Britain accuses Russia of secretly stockpiling nerve agent

Russia’s Embassy in London

Russia’s Embassy in London

Russian Foreign Ministry spokesman Maria Zakharova denied that Russia or the Soviet Union had ever developed novichok, the class of nerve agent that Britain says was used to poison the Skripals.

He told BBC One's The Andrew Marr Show: "We actually have evidence within the last 10 years that Russian Federation has not only been investigating the delivery of nerve agents for the purposes of assassination, but has also been creating and stockpiling Novichok".

Russian Federation denies involvement and warned for days that it would respond to the U.K.'s expulsion of 40 percent of its diplomats in London.

"They will then be testing them in global. internationally reputable laboratories", Boris Johnson told reporters.

"Their response has been a mix of smug sarcasm and denial and obfuscation", he said.

Experts from the Organisation for the Prohibition of Chemical Weapons (OPCW) will arrive in the United Kingdom on Monday to test samples of the chemical.

The Foreign Office said there was "not an ounce of truth" in Mr Chizhov's suggestion of a link to Porton Down.
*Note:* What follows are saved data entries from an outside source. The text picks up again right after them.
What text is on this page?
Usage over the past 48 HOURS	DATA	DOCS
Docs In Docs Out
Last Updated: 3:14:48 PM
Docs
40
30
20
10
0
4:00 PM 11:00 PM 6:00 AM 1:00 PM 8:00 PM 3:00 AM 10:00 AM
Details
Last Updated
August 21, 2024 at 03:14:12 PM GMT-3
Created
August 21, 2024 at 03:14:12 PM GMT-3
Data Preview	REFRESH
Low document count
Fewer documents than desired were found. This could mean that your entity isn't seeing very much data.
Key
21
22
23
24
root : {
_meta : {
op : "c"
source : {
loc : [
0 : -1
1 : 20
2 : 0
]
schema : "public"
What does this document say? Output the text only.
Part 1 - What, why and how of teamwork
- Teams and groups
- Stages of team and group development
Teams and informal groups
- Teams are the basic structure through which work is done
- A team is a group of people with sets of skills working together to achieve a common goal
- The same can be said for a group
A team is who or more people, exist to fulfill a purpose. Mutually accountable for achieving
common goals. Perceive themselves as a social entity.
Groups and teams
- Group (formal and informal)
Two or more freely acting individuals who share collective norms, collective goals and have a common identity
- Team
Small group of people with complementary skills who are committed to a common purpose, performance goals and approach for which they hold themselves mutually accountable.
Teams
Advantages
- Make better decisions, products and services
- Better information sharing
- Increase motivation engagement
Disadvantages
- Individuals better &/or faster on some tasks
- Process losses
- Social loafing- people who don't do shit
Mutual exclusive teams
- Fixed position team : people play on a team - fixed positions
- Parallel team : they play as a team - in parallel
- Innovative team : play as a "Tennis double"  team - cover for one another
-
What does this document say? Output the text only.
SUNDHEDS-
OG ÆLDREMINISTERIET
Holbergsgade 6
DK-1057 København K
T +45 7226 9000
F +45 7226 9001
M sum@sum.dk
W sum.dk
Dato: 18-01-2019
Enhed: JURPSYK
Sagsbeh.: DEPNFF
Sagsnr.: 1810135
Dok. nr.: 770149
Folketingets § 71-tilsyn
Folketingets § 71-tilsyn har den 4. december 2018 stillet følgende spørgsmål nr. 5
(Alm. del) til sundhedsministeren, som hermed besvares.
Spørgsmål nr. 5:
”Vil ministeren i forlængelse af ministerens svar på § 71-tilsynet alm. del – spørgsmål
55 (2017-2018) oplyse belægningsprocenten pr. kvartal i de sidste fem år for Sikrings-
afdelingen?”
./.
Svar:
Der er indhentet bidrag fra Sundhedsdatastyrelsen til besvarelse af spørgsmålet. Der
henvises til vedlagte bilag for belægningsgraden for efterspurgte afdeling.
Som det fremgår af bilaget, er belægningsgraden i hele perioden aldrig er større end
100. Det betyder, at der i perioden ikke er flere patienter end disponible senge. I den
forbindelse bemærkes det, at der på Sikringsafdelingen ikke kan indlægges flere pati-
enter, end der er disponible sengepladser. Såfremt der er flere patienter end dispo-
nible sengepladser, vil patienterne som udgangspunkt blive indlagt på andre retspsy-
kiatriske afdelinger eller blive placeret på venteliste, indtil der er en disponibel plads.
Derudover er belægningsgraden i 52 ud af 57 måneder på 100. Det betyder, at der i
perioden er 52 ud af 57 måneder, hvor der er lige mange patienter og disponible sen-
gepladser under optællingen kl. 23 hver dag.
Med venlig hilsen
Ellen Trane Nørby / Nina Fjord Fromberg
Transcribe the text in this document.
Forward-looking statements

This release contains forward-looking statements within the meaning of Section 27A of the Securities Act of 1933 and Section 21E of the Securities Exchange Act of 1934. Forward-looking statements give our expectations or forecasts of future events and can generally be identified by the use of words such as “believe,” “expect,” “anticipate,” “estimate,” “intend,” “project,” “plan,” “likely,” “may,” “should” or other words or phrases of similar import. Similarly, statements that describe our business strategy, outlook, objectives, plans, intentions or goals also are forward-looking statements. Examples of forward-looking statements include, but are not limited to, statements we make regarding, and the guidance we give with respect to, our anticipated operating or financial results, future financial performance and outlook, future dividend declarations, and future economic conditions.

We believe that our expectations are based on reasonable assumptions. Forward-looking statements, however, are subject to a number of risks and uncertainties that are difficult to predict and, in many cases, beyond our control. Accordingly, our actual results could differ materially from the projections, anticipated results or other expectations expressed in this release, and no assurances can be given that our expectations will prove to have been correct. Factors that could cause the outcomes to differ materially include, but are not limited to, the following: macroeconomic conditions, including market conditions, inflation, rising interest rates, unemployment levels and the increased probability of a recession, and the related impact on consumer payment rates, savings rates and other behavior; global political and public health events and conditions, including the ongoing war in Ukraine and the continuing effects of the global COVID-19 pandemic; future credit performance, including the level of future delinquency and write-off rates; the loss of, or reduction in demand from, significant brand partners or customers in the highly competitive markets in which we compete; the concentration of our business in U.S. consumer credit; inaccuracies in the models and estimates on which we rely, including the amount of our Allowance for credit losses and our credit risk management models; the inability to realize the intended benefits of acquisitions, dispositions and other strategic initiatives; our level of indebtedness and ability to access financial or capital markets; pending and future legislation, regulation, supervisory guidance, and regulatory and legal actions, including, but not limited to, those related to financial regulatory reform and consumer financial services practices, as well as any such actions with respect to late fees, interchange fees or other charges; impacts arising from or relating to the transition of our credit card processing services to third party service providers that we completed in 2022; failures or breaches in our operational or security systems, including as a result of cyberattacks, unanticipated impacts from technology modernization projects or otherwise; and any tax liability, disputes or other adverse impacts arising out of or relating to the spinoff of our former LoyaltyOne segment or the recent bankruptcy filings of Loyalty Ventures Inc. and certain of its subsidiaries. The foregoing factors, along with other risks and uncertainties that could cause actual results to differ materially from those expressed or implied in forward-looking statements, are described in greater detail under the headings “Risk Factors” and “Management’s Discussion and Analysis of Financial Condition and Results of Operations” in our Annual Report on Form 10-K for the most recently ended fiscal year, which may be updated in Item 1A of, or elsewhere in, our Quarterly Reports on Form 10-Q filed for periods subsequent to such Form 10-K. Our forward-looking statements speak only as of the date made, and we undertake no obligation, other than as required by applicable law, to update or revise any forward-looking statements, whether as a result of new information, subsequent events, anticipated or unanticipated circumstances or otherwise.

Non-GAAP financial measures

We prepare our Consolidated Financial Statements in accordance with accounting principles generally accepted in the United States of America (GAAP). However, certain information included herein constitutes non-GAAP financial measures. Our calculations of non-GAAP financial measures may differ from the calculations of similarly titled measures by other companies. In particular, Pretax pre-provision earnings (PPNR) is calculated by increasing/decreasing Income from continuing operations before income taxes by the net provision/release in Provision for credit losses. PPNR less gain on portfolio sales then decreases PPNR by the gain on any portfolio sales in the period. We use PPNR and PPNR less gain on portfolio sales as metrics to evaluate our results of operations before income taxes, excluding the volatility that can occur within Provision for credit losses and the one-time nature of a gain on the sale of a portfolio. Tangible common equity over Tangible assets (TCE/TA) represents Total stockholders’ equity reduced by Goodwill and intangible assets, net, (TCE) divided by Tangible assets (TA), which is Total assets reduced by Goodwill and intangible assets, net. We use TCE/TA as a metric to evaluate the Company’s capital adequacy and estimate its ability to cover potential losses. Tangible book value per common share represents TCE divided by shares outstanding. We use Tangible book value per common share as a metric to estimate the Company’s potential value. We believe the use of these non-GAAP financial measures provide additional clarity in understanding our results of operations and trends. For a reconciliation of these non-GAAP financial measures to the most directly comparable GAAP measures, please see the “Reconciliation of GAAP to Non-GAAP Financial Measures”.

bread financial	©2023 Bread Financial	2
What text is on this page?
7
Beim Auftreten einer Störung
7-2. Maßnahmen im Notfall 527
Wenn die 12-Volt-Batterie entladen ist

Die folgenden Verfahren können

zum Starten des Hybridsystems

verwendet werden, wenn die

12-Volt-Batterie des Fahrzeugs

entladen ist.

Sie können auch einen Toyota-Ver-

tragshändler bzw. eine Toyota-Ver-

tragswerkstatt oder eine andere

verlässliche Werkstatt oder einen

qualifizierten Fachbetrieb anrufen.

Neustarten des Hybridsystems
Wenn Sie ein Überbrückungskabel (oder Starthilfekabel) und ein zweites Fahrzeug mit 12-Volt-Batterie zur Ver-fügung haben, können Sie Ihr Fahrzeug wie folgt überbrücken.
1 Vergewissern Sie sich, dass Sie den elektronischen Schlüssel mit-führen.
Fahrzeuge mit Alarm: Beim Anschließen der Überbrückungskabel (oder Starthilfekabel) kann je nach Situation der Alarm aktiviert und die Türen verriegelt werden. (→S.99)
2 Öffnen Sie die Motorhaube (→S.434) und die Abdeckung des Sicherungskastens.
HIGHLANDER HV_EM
Russia's ambassador to the EU, Vladimir Chizhov, prompted a strong response when he suggested the poison may have come from the Porton Down laboratory, which is around eight miles from Salisbury.

He said Russian Federation did not stockpile the poison and that the Porton Down lab was only eight miles (12km) from the city.

Moscow's "malign, disruptive behaviour" internationally was the reason why allies were "inclined not to give Russian Federation the benefit of the doubt", he added.

Johnson said it was "not the response of a country that really believed itself to be innocent".

Russia's response is more robust than expected. "We can be reassured by the strong support we have received from our friends and allies around the world", May said.

The Foreign Secretary said only Russians would suffer due to Moscow's expulsion of 23 British diplomats and the closure of the British Council.

Russian Federation also says it is shutting down the activities of the British Council, which fosters cultural links between the two countries.

Energy firms have been warned to prepare for blackouts as fears grow of a Russian cyberattack on the United Kingdom if the row continues.

He called for restraint and "cooler heads", telling the Mail on Sunday: "This dispute is indeed escalating dangerously and out of proportion".

He said: "Government has seized the opportunity to present itself as robust and competent to the public opinion".

On Monday, British Prime Minister Theresa May confronted Moscow with an ultimatum to reveal the details of the alleged Skripal plot.

And in its latest attempt to mock the attack, the embassy tweeted today: "In absence of evidence, we definitely need Poirot in Salisbury!" It left former spy Sergei Skripal and his daughter Yiulia fighting for their lives in hospital.

Alexei Navalny claimed last night that kicking Kremlin spies out of London would only help the Russian president. "The campaign that Britain has fomented with the World Cup soccer tournament, which instead of England will take place this year in Russian Federation, always leads to certain suspicions".

Mr Navalny told the Sunday Times: "It's about their families".

The opposition leader singled out well-known figures such as Chelsea's owner Roman Abramovich and Alisher Usmanov, who has a stake in Arsenal.

Mr Johnson said: "He let down his party and country by seemingly aiding the efforts of the Russian propaganda machine by casting doubt over what is obvious to any objective onlooker".

"If their assets were frozen, if their children could no longer study in Britain, they would begin to see Putin as a liability and that would be a problem for him".